The main feature of PANinA that attracted Maggie is the opportunity to develop her skills with nonviolent communication. She wants to live the dream of peace in her thoughts and actions in order to embody the distinction between propeace and antiwar without “waving an ideological flag.” Maggie strives to develop community through meaningful acts of love. She enjoys the celebration of diversity, the art of story, and sitting around the campfire drinking hot cider. “That sort of thing sustains me and keeps me alive.”

Maggie is the youngest of five children; she has two sisters, a brother, and a transgendered sibling. She has a tradition of Quakerism in her family, but she is interested in exploring Unitarian Universalism. Maggie currently lives with her mother, with whom she has lived off and on since childhood, but she says, “I’m ready to spread my wings more,” so she is applying to live as a friend's teacher on her farm in southwestern Virginia. Maggie does volunteer work at her local Land Trust and with the Appalachian Peace Education Center (APEC), and she worked at the William Penn House in Washington, DC, five bocks from the Capitol.

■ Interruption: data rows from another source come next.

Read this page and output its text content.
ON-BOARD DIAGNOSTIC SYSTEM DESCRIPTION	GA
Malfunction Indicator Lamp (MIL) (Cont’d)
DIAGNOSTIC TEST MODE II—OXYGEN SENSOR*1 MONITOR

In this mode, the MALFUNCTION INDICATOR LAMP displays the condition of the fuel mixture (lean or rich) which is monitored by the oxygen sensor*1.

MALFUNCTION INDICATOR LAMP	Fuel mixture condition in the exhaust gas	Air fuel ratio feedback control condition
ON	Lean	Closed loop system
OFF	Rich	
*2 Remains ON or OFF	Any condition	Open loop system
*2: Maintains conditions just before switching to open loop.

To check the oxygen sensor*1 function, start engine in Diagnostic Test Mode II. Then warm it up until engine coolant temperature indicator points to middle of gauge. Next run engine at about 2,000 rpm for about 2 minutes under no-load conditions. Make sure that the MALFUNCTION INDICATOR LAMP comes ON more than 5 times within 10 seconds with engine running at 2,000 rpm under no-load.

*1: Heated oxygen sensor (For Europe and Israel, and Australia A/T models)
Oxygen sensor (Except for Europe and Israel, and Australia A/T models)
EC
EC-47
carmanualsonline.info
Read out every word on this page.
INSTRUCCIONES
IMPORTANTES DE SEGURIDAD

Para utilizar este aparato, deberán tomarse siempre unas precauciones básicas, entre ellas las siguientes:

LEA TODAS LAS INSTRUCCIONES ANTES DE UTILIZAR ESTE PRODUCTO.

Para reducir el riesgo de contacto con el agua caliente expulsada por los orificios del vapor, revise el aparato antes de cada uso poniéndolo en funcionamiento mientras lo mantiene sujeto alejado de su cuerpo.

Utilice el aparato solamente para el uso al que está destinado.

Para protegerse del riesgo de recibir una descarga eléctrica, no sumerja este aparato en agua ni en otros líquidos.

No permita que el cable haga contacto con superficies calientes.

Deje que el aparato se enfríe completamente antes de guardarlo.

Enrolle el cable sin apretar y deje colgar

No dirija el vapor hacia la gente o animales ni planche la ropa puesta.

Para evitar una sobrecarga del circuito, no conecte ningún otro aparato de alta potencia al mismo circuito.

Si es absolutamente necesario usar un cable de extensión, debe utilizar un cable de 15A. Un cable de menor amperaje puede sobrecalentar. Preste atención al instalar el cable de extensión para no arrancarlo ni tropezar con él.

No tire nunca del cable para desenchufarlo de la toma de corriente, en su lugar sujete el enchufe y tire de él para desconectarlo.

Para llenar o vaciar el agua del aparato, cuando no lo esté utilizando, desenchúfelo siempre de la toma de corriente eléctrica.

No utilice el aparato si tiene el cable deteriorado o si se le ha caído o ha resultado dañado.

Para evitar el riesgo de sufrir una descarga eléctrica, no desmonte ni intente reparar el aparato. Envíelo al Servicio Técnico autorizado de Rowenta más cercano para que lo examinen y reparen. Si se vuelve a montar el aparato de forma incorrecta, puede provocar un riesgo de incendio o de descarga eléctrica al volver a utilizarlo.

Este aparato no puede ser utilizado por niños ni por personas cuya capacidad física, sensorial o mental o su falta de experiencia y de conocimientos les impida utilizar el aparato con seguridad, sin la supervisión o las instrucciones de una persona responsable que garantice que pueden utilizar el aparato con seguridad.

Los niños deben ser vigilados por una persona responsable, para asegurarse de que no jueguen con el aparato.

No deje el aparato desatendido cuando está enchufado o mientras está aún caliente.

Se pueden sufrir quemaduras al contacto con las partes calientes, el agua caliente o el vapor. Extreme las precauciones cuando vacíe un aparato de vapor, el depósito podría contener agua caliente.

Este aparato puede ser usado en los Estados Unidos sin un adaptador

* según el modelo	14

A recurring theme in Maggie’s poetry is the peace that can be found in the routine parts of life. She loves the natural world, so she resonates with the way in which respecting it and even worshiping it is such an integral piece of the peace puzzle. She also recognizes the fundamental importance of developing peace within; she says, “I want to overcome the abuse that I have experienced without being a ‘victim’.”